Although the whole phrase has it's own meaning, it would help to also provide analysis for each part of the phrase, i.e. gloss individual parts in addition to the whole phrase, in order to make it more memorable. I imagine a person learning English would find it easier to remember "goodbye" if they knew the individual meanings of "good" and "bye."
Yes it's "going, to return". Probably its best 1-1 translation in English is "See you later", but it's more polite than that in Japanese (even though it's considered familiar, familiar Japanese is generally a lot more polite than familiar English). The real meaning is more figurative, same as the English. "See you later" is a meaningless statement of fact, but its real meaning is more like "I'm leaving, but just so you know, I like you". Japanese of course has its counterpart, "Itterashai" which is sort of an affirmation (nice). If you say it and you don't get "itterashai" back, you can infer that the other person's feelings don't match :-/
This is a set phrase used by a person who is leaving the house.

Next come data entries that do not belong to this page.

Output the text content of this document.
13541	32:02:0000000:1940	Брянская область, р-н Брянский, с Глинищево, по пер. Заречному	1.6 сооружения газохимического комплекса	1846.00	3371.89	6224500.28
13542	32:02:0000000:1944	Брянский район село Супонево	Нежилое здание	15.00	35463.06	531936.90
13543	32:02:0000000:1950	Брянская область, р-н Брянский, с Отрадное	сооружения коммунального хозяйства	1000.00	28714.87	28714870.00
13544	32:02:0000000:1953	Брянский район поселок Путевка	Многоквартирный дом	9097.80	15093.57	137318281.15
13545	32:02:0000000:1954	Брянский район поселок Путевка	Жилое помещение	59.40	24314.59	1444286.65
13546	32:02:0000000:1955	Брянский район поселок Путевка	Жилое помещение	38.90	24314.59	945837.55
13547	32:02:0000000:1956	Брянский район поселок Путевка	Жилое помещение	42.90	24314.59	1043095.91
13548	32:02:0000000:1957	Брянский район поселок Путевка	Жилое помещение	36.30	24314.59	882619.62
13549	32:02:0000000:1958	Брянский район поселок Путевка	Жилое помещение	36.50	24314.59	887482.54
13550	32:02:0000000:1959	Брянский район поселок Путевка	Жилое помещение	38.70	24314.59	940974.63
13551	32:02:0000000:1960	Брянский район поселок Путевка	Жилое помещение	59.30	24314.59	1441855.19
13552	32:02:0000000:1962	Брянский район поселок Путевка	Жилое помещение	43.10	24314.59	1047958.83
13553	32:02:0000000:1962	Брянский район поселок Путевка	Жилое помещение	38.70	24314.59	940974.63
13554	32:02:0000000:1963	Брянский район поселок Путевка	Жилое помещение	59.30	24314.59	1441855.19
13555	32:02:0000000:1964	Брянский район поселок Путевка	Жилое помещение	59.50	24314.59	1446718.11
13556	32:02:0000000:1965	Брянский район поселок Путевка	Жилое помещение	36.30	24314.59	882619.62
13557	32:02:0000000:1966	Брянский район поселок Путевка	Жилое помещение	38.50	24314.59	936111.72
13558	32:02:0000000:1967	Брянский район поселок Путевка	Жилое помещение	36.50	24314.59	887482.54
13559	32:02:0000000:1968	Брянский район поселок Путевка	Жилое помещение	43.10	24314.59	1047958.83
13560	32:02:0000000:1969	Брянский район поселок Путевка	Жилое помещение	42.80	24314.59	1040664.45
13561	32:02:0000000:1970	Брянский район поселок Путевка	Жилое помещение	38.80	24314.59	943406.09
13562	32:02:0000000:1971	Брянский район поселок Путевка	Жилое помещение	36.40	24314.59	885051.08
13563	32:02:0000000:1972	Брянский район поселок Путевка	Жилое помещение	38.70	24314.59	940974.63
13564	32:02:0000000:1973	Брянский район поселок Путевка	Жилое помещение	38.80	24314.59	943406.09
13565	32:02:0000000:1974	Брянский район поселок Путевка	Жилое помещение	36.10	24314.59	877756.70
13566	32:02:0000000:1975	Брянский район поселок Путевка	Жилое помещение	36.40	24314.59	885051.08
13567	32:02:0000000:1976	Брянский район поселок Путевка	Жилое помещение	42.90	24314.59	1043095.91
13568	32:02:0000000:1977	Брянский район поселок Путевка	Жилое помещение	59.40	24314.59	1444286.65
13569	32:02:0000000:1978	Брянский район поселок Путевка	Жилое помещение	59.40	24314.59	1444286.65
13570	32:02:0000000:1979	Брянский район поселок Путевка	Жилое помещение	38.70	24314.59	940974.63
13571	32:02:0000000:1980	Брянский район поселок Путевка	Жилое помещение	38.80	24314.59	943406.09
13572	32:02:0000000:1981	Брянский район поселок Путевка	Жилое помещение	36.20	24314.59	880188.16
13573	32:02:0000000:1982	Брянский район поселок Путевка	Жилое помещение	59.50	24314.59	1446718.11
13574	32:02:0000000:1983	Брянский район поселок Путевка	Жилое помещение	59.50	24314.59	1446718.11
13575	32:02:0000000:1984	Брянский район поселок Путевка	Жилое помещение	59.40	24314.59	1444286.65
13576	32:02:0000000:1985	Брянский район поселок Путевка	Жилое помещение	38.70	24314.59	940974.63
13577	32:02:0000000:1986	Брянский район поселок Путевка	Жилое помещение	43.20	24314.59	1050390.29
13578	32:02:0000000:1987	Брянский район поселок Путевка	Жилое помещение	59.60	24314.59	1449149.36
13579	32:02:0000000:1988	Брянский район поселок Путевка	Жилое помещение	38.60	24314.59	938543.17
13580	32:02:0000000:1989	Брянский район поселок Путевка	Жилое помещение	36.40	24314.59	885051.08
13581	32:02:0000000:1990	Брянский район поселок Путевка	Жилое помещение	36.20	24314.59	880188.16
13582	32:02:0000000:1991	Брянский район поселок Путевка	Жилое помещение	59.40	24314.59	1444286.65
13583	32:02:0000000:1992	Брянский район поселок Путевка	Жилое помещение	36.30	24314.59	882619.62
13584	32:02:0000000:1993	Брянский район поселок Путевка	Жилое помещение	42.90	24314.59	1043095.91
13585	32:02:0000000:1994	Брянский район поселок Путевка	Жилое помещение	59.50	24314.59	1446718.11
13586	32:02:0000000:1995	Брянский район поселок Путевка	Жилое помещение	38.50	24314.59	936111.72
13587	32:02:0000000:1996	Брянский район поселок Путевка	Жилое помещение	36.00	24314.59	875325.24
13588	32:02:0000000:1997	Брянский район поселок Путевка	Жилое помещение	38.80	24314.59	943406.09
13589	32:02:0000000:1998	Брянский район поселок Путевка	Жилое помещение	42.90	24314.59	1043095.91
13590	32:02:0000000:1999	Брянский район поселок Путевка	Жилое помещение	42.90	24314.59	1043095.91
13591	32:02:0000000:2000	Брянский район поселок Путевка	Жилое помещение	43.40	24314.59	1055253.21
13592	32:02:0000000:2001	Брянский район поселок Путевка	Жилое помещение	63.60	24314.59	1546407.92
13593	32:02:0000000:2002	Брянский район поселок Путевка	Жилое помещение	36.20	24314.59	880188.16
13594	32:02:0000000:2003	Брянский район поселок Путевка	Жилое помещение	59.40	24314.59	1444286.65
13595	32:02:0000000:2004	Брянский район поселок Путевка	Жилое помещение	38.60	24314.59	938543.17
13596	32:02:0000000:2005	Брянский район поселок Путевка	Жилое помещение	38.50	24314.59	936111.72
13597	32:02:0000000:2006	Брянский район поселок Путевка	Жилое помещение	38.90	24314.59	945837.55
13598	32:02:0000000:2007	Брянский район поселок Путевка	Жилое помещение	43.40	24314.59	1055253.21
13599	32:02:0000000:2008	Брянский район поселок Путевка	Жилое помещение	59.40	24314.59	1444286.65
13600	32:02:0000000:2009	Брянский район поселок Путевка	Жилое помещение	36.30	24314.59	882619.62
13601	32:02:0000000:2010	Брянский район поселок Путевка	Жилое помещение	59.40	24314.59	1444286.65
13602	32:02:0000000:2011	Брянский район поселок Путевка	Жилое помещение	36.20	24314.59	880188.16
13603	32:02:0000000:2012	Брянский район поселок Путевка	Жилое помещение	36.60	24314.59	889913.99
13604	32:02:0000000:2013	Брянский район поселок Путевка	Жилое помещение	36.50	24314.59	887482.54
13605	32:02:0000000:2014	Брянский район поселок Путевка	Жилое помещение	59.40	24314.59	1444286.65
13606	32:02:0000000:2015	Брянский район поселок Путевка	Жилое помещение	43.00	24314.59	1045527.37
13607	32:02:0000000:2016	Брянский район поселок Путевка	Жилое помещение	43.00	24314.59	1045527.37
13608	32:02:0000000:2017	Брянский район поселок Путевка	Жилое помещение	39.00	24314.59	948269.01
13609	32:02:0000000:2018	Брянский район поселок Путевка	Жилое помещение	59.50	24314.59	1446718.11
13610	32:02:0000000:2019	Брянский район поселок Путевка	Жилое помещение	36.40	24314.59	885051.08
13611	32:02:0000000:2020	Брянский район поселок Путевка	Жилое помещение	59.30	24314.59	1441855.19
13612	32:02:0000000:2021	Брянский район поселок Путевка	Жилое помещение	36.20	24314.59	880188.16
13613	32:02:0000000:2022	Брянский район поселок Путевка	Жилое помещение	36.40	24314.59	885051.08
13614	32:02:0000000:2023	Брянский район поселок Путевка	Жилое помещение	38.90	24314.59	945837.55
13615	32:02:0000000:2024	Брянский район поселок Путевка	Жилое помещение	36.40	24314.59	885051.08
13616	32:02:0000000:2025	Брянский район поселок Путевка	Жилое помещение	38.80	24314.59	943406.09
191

With kanji, it looks like this: 行って来ます. The first part is the verb 行く("to go") in its て-form. The second part is the verb 来る ("to come") in its polite form. The literal translation would be something like "I will go and come back!". As a set phrase, it has a similar meaning to "I'll be back soon." or simply "I'm off."
What is the difference between the English phrases "I'm off" and "I'm off then"? Second time today that I have lost a heart for getting the English phrasing wrong but with the same meaning. The first was that I didn't know that you are not allowed to add "elementary school" after a grade.